Wetenschap

Wat zijn fossiele brandstoffen? »De definitie en betekenis ervan

Anonim

Fossiele brandstoffen zijn een aantal stoffen en gassen die, op basis van afgebroken overblijfselen van planten en dieren, worden gegenereerd in sommige lagen van de bodem en dienen als een soort niet-hernieuwbare energie. Het is biomassa die miljoenen jaren van transformatie heeft doorgemaakt, een feit dat ze tot een object vol energie-inhoud maakt. De massale uitbuiting ervan kwam met de industriële revolutie, vanwege de dringende behoefte aan chemicaliën die de noodzakelijke eigenschappen hadden om een ​​machine draaiende te houden. Momenteel zijn ze de meest gebruikte verbindingen, omdat ze zowel in het dagelijks leven als in het bedrijfsleven aanwezig zijn.

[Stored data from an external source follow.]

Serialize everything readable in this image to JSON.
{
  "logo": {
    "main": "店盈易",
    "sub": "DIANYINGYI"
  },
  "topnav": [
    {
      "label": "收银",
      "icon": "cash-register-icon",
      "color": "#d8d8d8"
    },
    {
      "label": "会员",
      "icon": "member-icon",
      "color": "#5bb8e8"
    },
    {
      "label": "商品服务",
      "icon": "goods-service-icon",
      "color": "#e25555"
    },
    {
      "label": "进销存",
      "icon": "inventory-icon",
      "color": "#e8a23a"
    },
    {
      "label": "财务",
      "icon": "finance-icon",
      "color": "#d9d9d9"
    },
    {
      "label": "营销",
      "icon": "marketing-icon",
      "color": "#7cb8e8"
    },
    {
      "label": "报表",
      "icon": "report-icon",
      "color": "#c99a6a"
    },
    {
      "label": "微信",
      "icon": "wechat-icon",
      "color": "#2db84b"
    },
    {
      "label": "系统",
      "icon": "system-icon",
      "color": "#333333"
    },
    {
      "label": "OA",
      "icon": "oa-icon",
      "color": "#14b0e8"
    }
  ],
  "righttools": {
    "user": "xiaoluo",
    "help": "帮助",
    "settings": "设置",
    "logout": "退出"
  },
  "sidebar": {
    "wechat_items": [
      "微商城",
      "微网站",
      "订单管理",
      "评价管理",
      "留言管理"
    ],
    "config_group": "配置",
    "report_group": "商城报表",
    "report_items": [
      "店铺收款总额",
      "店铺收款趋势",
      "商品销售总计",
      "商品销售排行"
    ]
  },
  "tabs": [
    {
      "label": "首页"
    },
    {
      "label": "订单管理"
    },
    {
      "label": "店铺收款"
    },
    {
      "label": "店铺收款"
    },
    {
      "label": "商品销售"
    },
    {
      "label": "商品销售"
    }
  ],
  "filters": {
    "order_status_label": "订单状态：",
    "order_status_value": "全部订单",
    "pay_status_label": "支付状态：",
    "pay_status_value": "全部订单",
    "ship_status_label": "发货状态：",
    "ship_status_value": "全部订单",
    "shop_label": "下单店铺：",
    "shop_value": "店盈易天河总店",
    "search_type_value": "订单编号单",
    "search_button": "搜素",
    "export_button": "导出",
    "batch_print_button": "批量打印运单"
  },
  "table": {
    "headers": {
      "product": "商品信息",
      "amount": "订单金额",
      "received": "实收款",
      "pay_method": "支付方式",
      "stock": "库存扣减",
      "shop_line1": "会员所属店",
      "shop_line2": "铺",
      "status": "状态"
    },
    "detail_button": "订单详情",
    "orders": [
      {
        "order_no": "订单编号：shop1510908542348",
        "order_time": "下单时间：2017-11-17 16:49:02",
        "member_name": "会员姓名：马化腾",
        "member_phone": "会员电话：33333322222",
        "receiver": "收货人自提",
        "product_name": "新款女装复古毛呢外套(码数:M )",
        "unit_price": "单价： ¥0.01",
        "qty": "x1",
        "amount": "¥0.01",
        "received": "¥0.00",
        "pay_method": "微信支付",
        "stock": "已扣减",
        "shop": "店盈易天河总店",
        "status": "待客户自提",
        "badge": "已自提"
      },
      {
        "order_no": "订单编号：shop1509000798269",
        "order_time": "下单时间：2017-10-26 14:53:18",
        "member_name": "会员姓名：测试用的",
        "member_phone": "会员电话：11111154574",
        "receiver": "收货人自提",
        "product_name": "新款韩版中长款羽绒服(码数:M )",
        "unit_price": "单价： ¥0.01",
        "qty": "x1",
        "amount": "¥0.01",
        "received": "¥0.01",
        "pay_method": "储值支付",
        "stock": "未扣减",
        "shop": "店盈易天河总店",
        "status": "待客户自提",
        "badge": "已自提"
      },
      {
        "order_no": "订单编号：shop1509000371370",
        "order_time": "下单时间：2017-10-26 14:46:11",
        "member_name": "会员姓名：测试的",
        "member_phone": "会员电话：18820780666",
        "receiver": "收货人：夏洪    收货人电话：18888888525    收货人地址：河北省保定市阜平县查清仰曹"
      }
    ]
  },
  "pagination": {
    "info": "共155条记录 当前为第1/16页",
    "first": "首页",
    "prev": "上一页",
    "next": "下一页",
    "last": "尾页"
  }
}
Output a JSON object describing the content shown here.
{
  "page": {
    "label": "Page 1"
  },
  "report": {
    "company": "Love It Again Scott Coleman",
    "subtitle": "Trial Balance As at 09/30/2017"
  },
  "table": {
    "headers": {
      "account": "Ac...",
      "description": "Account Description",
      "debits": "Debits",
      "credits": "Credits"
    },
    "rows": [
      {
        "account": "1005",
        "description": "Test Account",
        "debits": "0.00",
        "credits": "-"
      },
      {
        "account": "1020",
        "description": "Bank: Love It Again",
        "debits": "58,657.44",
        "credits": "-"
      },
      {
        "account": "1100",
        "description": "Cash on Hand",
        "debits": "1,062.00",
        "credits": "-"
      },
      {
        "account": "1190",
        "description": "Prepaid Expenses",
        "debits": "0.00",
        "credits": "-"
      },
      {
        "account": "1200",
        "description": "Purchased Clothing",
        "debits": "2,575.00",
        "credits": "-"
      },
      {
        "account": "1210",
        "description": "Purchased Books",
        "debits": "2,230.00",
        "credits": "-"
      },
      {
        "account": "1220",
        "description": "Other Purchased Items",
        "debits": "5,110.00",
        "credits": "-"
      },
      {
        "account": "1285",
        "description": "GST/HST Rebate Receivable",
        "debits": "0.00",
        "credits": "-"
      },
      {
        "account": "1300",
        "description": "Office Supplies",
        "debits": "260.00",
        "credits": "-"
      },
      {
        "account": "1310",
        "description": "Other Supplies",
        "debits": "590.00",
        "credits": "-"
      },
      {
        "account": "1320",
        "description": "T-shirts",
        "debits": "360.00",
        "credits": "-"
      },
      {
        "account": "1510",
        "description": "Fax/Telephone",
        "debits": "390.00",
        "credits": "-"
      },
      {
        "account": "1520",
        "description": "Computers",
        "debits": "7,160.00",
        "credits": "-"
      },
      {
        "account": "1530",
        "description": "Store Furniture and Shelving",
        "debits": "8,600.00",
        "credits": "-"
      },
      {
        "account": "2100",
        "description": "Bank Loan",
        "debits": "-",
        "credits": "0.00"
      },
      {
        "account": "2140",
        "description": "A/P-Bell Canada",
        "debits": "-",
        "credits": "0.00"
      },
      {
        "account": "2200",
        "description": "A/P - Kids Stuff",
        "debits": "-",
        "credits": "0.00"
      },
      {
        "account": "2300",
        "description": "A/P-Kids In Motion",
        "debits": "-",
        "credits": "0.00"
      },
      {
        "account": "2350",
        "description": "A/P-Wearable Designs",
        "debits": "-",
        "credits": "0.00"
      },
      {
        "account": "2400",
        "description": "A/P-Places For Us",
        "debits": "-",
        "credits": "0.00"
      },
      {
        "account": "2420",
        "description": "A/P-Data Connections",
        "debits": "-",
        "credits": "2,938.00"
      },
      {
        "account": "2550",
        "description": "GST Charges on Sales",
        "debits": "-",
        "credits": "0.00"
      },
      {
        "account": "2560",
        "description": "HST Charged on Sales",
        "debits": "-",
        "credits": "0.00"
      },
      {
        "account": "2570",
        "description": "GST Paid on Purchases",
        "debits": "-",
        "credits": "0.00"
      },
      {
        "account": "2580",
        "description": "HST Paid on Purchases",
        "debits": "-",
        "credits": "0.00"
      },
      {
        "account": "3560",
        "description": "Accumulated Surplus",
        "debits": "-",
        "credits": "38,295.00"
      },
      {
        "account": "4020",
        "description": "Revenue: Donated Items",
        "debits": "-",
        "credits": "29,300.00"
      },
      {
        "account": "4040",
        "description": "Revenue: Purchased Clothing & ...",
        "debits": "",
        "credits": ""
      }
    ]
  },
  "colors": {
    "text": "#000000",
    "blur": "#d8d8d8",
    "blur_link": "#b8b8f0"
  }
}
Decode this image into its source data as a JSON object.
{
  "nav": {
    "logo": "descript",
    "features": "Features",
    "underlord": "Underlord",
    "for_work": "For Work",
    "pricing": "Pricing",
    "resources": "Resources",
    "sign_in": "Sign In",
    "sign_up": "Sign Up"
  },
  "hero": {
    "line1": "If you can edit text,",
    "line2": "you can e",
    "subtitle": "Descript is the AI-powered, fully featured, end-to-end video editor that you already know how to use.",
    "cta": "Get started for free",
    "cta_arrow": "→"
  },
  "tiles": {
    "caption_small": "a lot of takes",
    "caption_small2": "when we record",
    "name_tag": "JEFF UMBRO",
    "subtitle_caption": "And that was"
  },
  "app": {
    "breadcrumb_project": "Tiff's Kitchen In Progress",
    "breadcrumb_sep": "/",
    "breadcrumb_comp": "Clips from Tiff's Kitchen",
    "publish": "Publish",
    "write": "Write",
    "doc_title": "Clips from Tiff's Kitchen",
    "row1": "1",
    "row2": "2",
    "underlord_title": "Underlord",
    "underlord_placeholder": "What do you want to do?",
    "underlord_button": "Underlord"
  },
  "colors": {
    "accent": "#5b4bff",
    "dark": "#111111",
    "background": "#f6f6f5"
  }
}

Er zijn vier soorten fossiele brandstoffen: olie, aardgas, steenkool en vloeibaar petroleumgas. Er zijn verschillende theorieën over hoe ze zijn ontstaan, sommige intellectuelen verdedigen degene die dicteert, al deze verbindingen zijn ontstaan ​​door chemische oorzaken, terwijl andere hun oorsprong definiëren als een combinatie tussen chemische en biologische oorzaken. Dit laatste is de meest ondersteunde versie. Dit stelt dat de overblijfselen van levende wezens die zich op de grond bevonden, werden begraven door grote sedimentlagen, het product van overstromingen die aanzienlijke hoeveelheden modder met zich meebrachten; eenmaal onder al deze druk veranderde de ontbinding die residuen in stroperige substanties, verborgen onder meren, zeeën en zelfs stukken land.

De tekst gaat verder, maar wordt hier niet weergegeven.